Catholics speak of three types of merit, each of which plays a role in salvation:

  1. Condign Merit. This is merit attributed to our works for which God is obligated to give reward. This is like paying a laborer his due wages.

  2. Congruous Merit. This is merit that is “reasonable”, but not obligated. In secular terms, it is something like a waitress’ tip. It is attained through works and penance.

  3. Supererogatory Merit. This is the stuff of saints. It is their “excess” merit and it is deposited in a treasury of supererogatory merits. It can then be drawn upon to free people from purgatory. Attaining supererogatory merit is also possible for a priest living a life of celibacy in devotion to Christ. A layman can accrue supererogatory merit through regular church attendance and constant attention to the sacraments. Mary is thought to have contributed enormous excess merit into the treasury.

Protestants reject the efficacy of all three types of human merit. For a Protestant, everything is by grace, which is to say by Christ's merit. The offer of salvation is by grace. The faith with which we believe is by grace. Good works are set aside for us by grace. It is all grace.

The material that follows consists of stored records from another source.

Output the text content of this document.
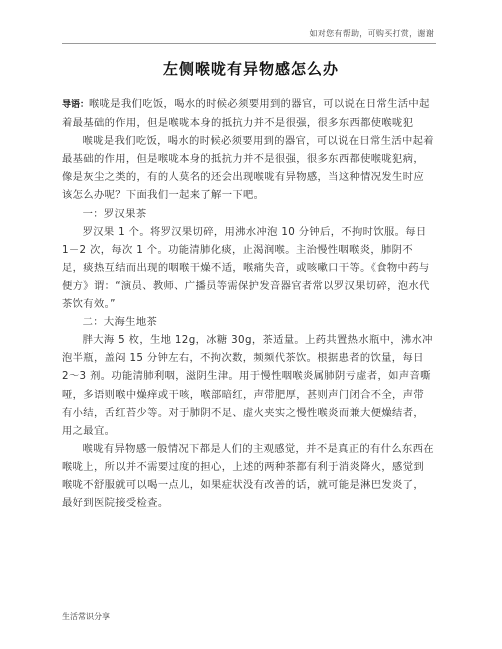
如对您有帮助，可购买打赏，谢谢
左侧喉咙有异物感怎么办

导语：喉咙是我们吃饭，喝水的时候必须要用到的器官，可以说在日常生活中起着最基础的作用，但是喉咙本身的抵抗力并不是很强，很多东西都使喉咙犯

喉咙是我们吃饭，喝水的时候必须要用到的器官，可以说在日常生活中起着最基础的作用，但是喉咙本身的抵抗力并不是很强，很多东西都使喉咙犯病，像是灰尘之类的，有的人莫名的还会出现喉咙有异物感，当这种情况发生时应该怎么办呢？下面我们一起来了解一下吧。

一：罗汉果茶

罗汉果 1 个。将罗汉果切碎，用沸水冲泡 10 分钟后，不拘时饮服。每日 1－2 次，每次 1 个。功能清肺化痰，止渴润喉。主治慢性咽喉炎，肺阴不足，痰热互结而出现的咽喉干燥不适，喉痛失音，或咳嗽口干等。《食物中药与便方》谓：“演员、教师、广播员等需保护发音器官者常以罗汉果切碎，泡水代茶饮有效。”

二：大海生地茶

胖大海 5 枚，生地 12g，冰糖 30g，茶适量。上药共置热水瓶中，沸水冲泡半瓶，盖闷 15 分钟左右，不拘次数，频频代茶饮。根据患者的饮量，每日 2～3 剂。功能清肺利咽，滋阴生津。用于慢性咽喉炎属肺阴亏虚者，如声音嘶哑，多语则喉中燥痒或干咳，喉部暗红，声带肥厚，甚则声门闭合不全，声带有小结，舌红苔少等。对于肺阴不足、虚火夹实之慢性喉炎而兼大便燥结者，用之最宜。

喉咙有异物感一般情况下都是人们的主观感觉，并不是真正的有什么东西在喉咙上，所以并不需要过度的担心，上述的两种茶都有利于消炎降火，感觉到喉咙不舒服就可以喝一点儿，如果症状没有改善的话，就可能是淋巴发炎了，最好到医院接受检查。

生活常识分享
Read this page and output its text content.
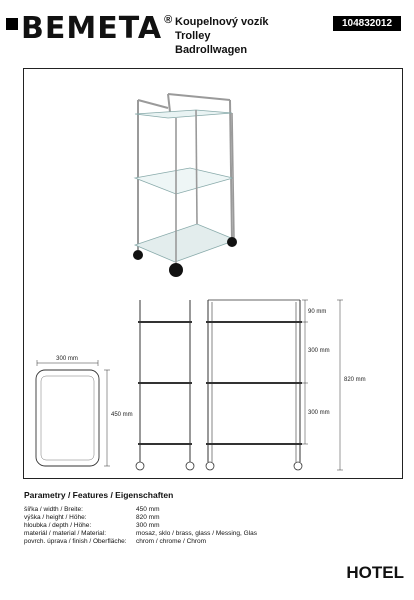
BEMETA ® Koupelnový vozík
Trolley
Badrollwagen
104832012
300 mm
450 mm
90 mm
300 mm
300 mm
820 mm
Parametry / Features / Eigenschaften
šířka / width / Breite:	450 mm
výška / height / Höhe:	820 mm
hloubka / depth / Höhe:	300 mm
materiál / material / Material:	mosaz, sklo / brass, glass / Messing, Glas
povrch. úprava / finish / Oberfläche:	chrom / chrome / Chrom
HOTEL
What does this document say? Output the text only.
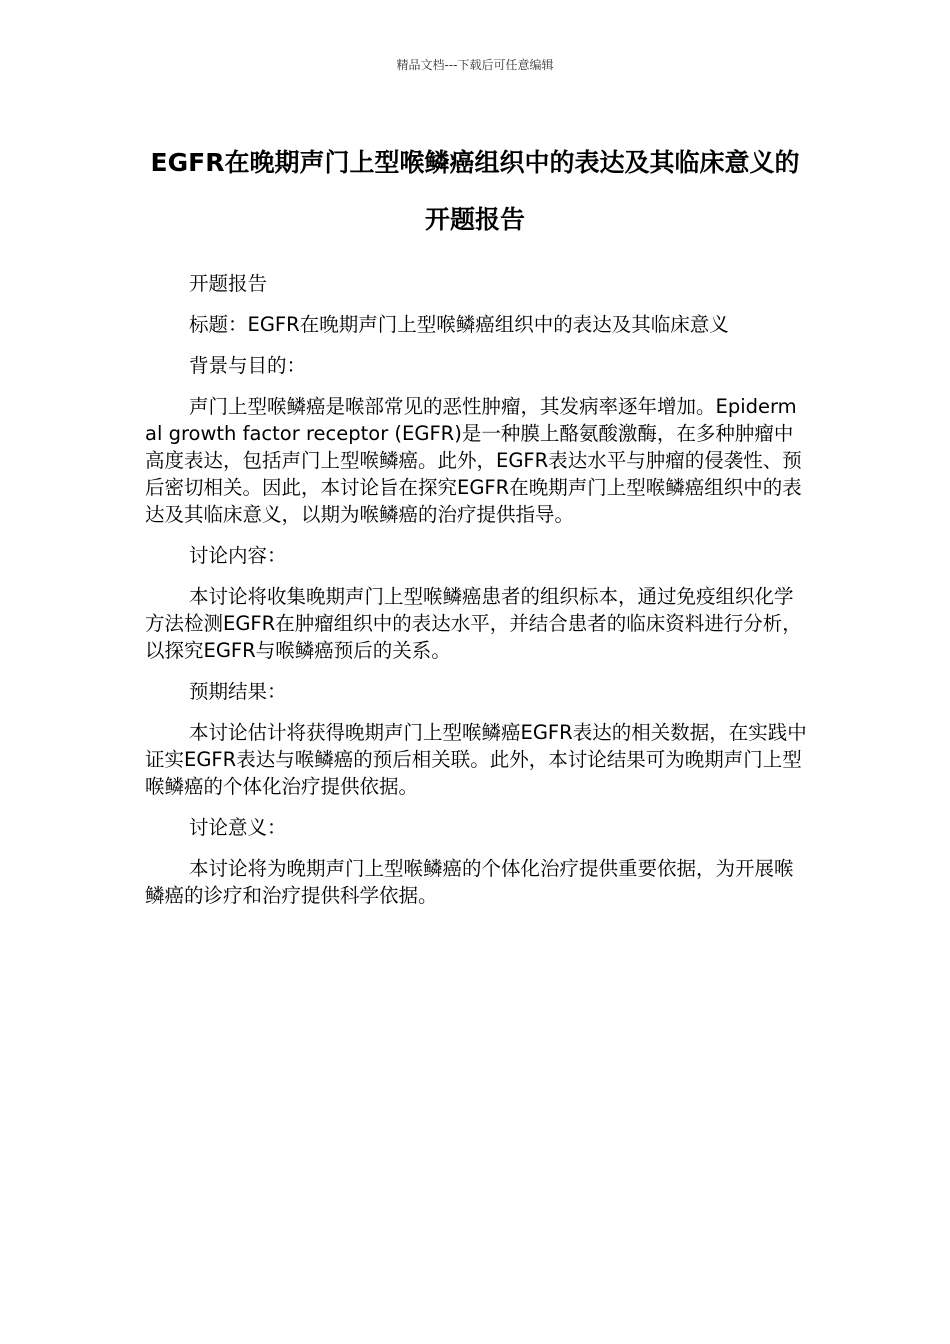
精品文档---下载后可任意编辑
EGFR在晚期声门上型喉鳞癌组织中的表达及其临床意义的开题报告

开题报告

标题：EGFR在晚期声门上型喉鳞癌组织中的表达及其临床意义

背景与目的：

声门上型喉鳞癌是喉部常见的恶性肿瘤，其发病率逐年增加。Epidermal growth factor receptor (EGFR)是一种膜上酪氨酸激酶，在多种肿瘤中高度表达，包括声门上型喉鳞癌。此外，EGFR表达水平与肿瘤的侵袭性、预后密切相关。因此，本讨论旨在探究EGFR在晚期声门上型喉鳞癌组织中的表达及其临床意义，以期为喉鳞癌的治疗提供指导。

讨论内容：

本讨论将收集晚期声门上型喉鳞癌患者的组织标本，通过免疫组织化学方法检测EGFR在肿瘤组织中的表达水平，并结合患者的临床资料进行分析，以探究EGFR与喉鳞癌预后的关系。

预期结果：

本讨论估计将获得晚期声门上型喉鳞癌EGFR表达的相关数据，在实践中证实EGFR表达与喉鳞癌的预后相关联。此外，本讨论结果可为晚期声门上型喉鳞癌的个体化治疗提供依据。

讨论意义：

本讨论将为晚期声门上型喉鳞癌的个体化治疗提供重要依据，为开展喉鳞癌的诊疗和治疗提供科学依据。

Let’s look at some scripture.
"So you too, when you do all the things which are commanded you, say, 'We are unworthy slaves; we have done only that which we ought to have done.'" (Luke 17:10, NASB)
We do not earn merit for doing our duty, which is to be obedient to the things God has commanded. (Lesson for parents: don’t pay your children to do their chores.)

For by grace you have been saved through faith; and that not of yourselves, it is the gift of God; not as a result of works, so that no one may boast. (Eph. 2:8-9, NASB)
I have no meaningful words to add to the plain reading of these two beautiful and critical verses.

For those whom He foreknew, He also predestined to become conformed to the image of His Son, so that He would be the firstborn among many brethren; and these whom He predestined, He also called; and these whom He called, He also justified; and these whom He justified, He also glorified. What then shall we say to these things? If God is for us, who is against us? (Rom. 8:29:31), NASB)
For Protestants, this passage in Romans may be the pièce de résistance (or, more appropriately, the coup de grâce). This is the complete path from the foundations of time until glorification and it is all about what God did: He foreknew. He predestined. He called. He justified. He glorified. There is nothing in here about the contribution of man.

How serious is this?

It is serious enough the Rome believed that Protestants, with their view of salvation, are preaching a different gospel. This is a very serious accusation, as the Apostle Paul wrote:
But even if we, or an angel from heaven, should preach to you a gospel contrary to what we have preached to you, he is to be accursed! (Gal. 1:8, NASB)

To its credit, Rome then did what the church should do in that situation; it placed its anathema on the reformers (at the Council of Trent 1545-1563). The curse on those who follow the Gospel as taught by the reformers has never been lifted by Rome.

As I said, the Reformation was about serious theological differences, not about politics.